J’ai tenté, et Hakima avec moi, de faire entendre notre voix. Malheureusement, nous avons évoqué ABA et TEACCH avant, deux gros mots sans doute… La riposte n’a pas tardé: M. Driss El Kesri, l’éducateur de ces jeunes gens depuis 20 ans, qui – il l’a dit – est très très fier de ce qu’il a accompli, m’a dit que nous n’avions pas à nous plaindre. Nos gosses vont à l’école, même 6 heures par semaine, c’est déjà une chance, et que si nous n’étions pas contentes, nous n’avions qu’à nous bouger, nous battre, et nous prendre en main.

Ma main, j’avais bien envie d’en faire quelque chose d’autre… (et pas seulement caresser le doux visage de Marc).

Je n’ai pas passé une très bonne soirée lundi. En plus, pour finir, c’est Raphael Mezrahi qui m’a demandé si c’était l’heure des slows, lorsque je l’ai abordé…

Mary et Max

Mary et Max

J’avais entendu parler de ce film d’animation australien d’Adam Eliott présenté au festival de Sundance 2009, et, comme d’habitude, je n’avais eu ni le temps ni l’opportunité de le voir au cinéma. Je suis tombée sur le DVD il y a quelques semaines dans une boutique de l’aéroport, et l’occasion a fait le larron.

J’ai bien fait de me laisser tenter car je me suis régalée. L’animation, en pâte à modeler, façon Wallace et Gromit, est formidable – et si je vous en parle aujourd’hui, ce n’est pas parce que je me suis découvert une vocation de critique cinéma, mais plutôt parce que ce film traite formidablement bien du syndrôme d’Asperger à travers l’histoire de deux personnages: Max, New Yorkais de 42 ans, et Mary, petite Australienne d’une dizaine d’année, qui vont correspondre pendant quinze ans, raconter leur existences, avec toutes leur failles, leurs « chemins lézardés » comme dirait Max.

Le personnage de Max, inspiré par un ami avec lequel le réalisateur a entretenu une longue relation épistolaire, est Aspie. Un Aspie avec ses rigidités alimentaires, ses stéréotypies, ses intérêts restreints, ses difficultés relationnelles, sa cécité sociale, sa difficulté à s’insérer dans la société malgré une intelligence que l’on devine brillante. Bref, oui, Max parle, oui Max est autonome, mais la vie de Max est difficile, à tout le moins…

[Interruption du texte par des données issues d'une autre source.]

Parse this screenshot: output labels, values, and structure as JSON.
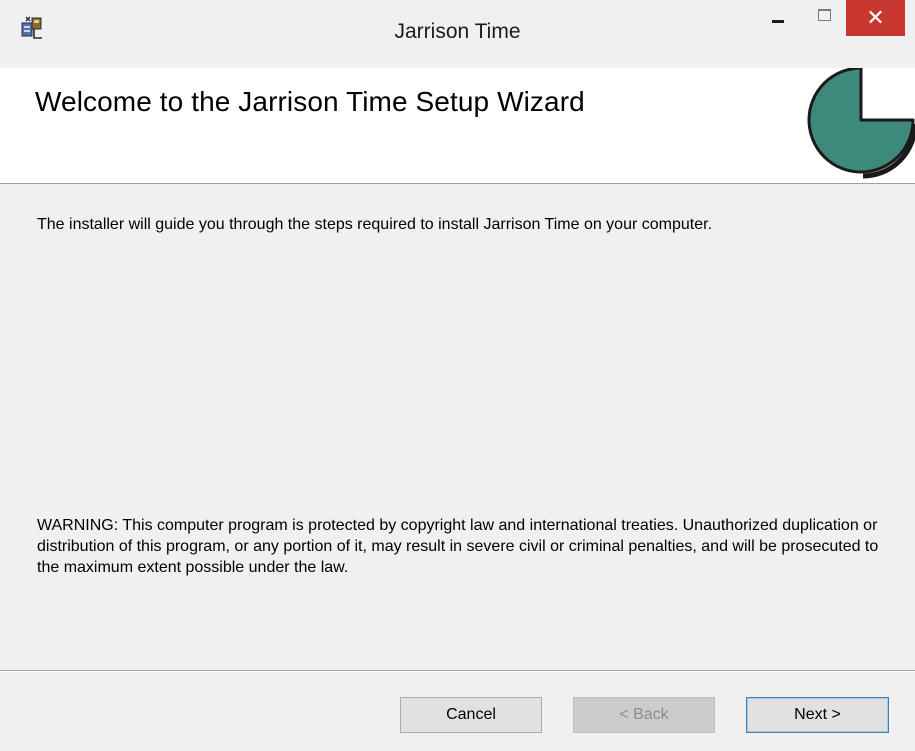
{
  "window": {
    "title": "Jarrison Time",
    "controls": {
      "minimize": "minimize",
      "maximize": "maximize",
      "close_glyph": "✕"
    },
    "app_icon": "installer-icon"
  },
  "banner": {
    "title": "Welcome to the Jarrison Time Setup Wizard",
    "logo_icon": "pie-clock-logo",
    "logo_color": "#3d8a7c"
  },
  "body": {
    "intro": "The installer will guide you through the steps required to install Jarrison Time on your computer.",
    "warning": "WARNING: This computer program is protected by copyright law and international treaties. Unauthorized duplication or distribution of this program, or any portion of it, may result in severe civil or criminal penalties, and will be prosecuted to the maximum extent possible under the law."
  },
  "buttons": {
    "cancel": "Cancel",
    "back": "< Back",
    "next": "Next >"
  },
  "colors": {
    "close_button": "#c7372f",
    "background": "#f0f0f0",
    "banner_background": "#ffffff",
    "next_border": "#3c7fb1"
  }
}
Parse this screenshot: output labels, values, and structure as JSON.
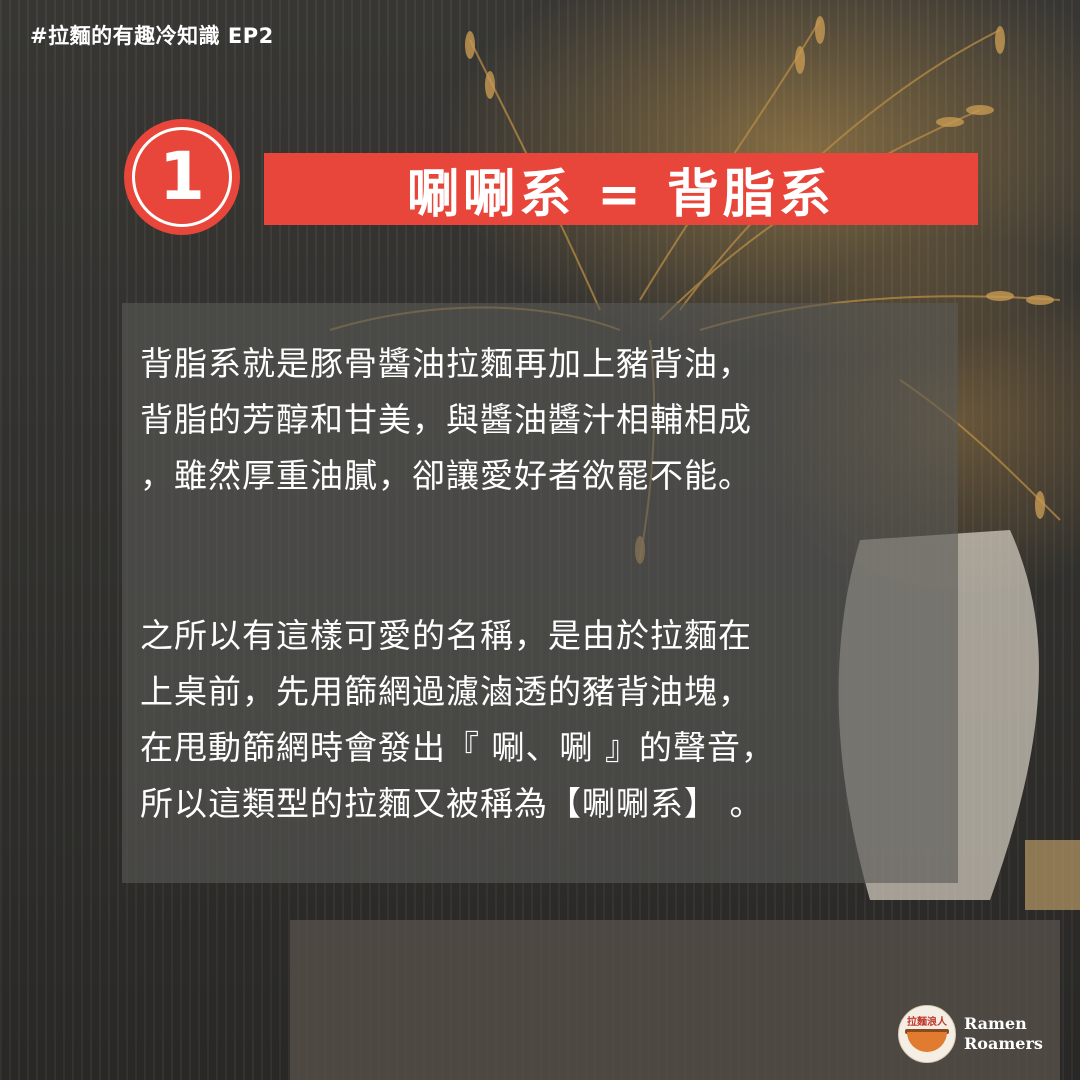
{
  "header": {
    "hashtag": "#拉麵的有趣冷知識  EP2"
  },
  "badge": {
    "number": "1",
    "color": "#e8463a"
  },
  "title": {
    "text": "唰唰系 = 背脂系",
    "bar_color": "#e8463a"
  },
  "body": {
    "paragraph1": [
      "背脂系就是豚骨醬油拉麵再加上豬背油，",
      "背脂的芳醇和甘美，與醬油醬汁相輔相成",
      "，雖然厚重油膩，卻讓愛好者欲罷不能。"
    ],
    "paragraph2": [
      "之所以有這樣可愛的名稱，是由於拉麵在",
      "上桌前，先用篩網過濾滷透的豬背油塊，",
      "在甩動篩網時會發出『 唰、唰 』的聲音，",
      "所以這類型的拉麵又被稱為【唰唰系】 。"
    ]
  },
  "logo": {
    "mark_text": "拉麵浪人",
    "line1": "Ramen",
    "line2": "Roamers"
  }
}
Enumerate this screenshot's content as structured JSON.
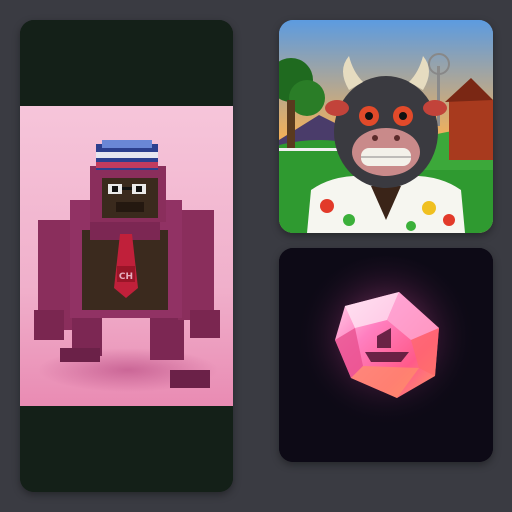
{
  "gallery": {
    "items": [
      {
        "id": "gorilla",
        "kind": "nft-art",
        "subject": "voxel-gorilla",
        "badge_text": "CH"
      },
      {
        "id": "bull",
        "kind": "nft-art",
        "subject": "cartoon-bull"
      },
      {
        "id": "gem",
        "kind": "nft-art",
        "subject": "pink-crystal-gem"
      }
    ]
  },
  "colors": {
    "page_background": "#3a3b42",
    "gorilla_frame": "#142018",
    "gorilla_backdrop": "#f0b2cd",
    "gorilla_body": "#8a2e5c",
    "bull_sky": "#4f8fd6",
    "bull_grass": "#2f9a30",
    "gem_background": "#0d0a16",
    "gem_pink": "#ff6fb4"
  }
}
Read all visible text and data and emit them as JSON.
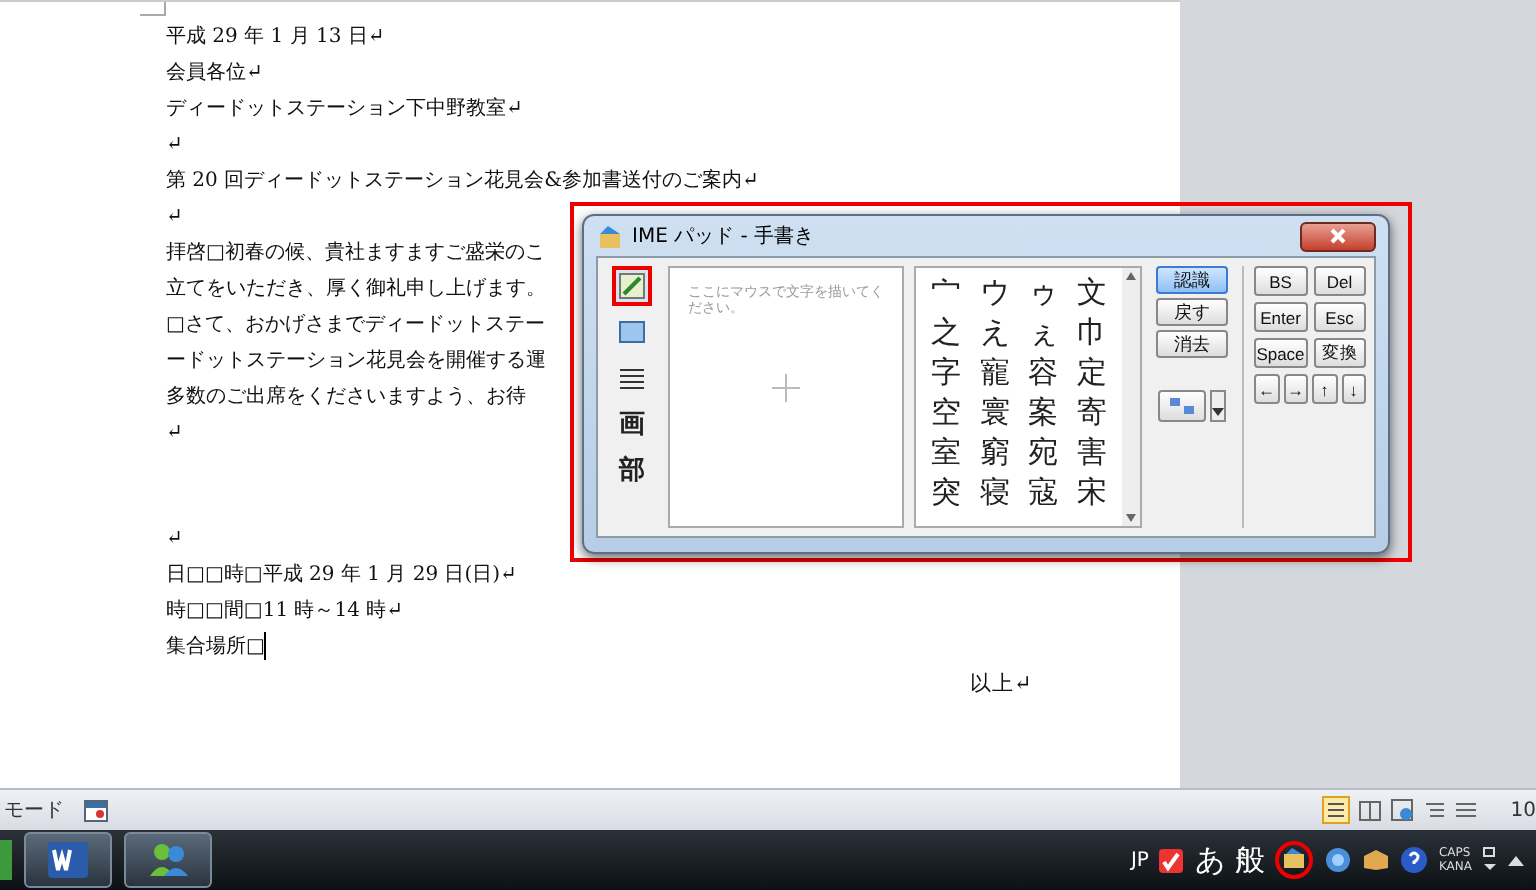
{
  "document": {
    "lines": [
      "平成 29 年 1 月 13 日↵",
      "会員各位↵",
      "ディードットステーション下中野教室↵",
      "↵",
      "第 20 回ディードットステーション花見会&参加書送付のご案内↵",
      "↵",
      "拝啓□初春の候、貴社ますますご盛栄のこ",
      "立てをいただき、厚く御礼申し上げます。",
      "□さて、おかげさまでディードットステー",
      "ードットステーション花見会を開催する運",
      "多数のご出席をくださいますよう、お待",
      "↵"
    ],
    "details": [
      "↵",
      "日□□時□平成 29 年 1 月 29 日(日)↵",
      "時□□間□11 時～14 時↵",
      "集合場所□"
    ],
    "closing": "以上↵"
  },
  "ime_pad": {
    "title": "IME パッド - 手書き",
    "modes": [
      {
        "kind": "pen",
        "selected": true
      },
      {
        "kind": "keyboard",
        "selected": false
      },
      {
        "kind": "strokes",
        "selected": false
      },
      {
        "kind": "char",
        "label": "画",
        "selected": false
      },
      {
        "kind": "radical",
        "label": "部",
        "selected": false
      }
    ],
    "canvas": {
      "placeholder": "ここにマウスで文字を描いてください。"
    },
    "candidates": [
      "宀",
      "ウ",
      "ゥ",
      "文",
      "之",
      "え",
      "ぇ",
      "巾",
      "字",
      "寵",
      "容",
      "定",
      "空",
      "寰",
      "案",
      "寄",
      "室",
      "窮",
      "宛",
      "害",
      "突",
      "寝",
      "寇",
      "宋"
    ],
    "actions": [
      {
        "label": "認識",
        "selected": true
      },
      {
        "label": "戻す",
        "selected": false
      },
      {
        "label": "消去",
        "selected": false
      }
    ],
    "keys": [
      "BS",
      "Del",
      "Enter",
      "Esc",
      "Space",
      "変換",
      "←",
      "→",
      "↑",
      "↓"
    ]
  },
  "status_bar": {
    "mode": "モード",
    "zoom": "10"
  },
  "taskbar": {
    "language": "JP",
    "input_mode": "あ",
    "ime_mode": "般",
    "caps": "CAPS",
    "kana": "KANA"
  }
}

Stanislas adore ce dessin animé, car Max, qu’il trouve bizarre, lui plait énormément. Adrien, lui, le regarde omme un documentaire sur le handicap de son frère. Je ne sais pas comment des personnes étrangères à l’autisme regardent ce film, mais si cela leur a rendu ce handicap plus attachant, moins effrayant, ou si ils ont simplement passé un joli moment dans un univers différent, alors c’est formidable.

Mary et Max

Mary Dinkle, petite fille solitaire et complexée de 8 ans, habite la banlieue de Melbourne.

Max Horowitz, juif obèse de 44 ans souffrant de la maladie d’Asperger (forme d’autisme), vit dans le chaos new-Yorkais.

Pendant plus de 20 ans, ces deux coeurs solitaires à la recherche d’une amitié sincère vont entretenir une relation épistolaire qui va bouleverser leur vie.

Avez-vous vu ce film? Qu’en avez-vous pensé?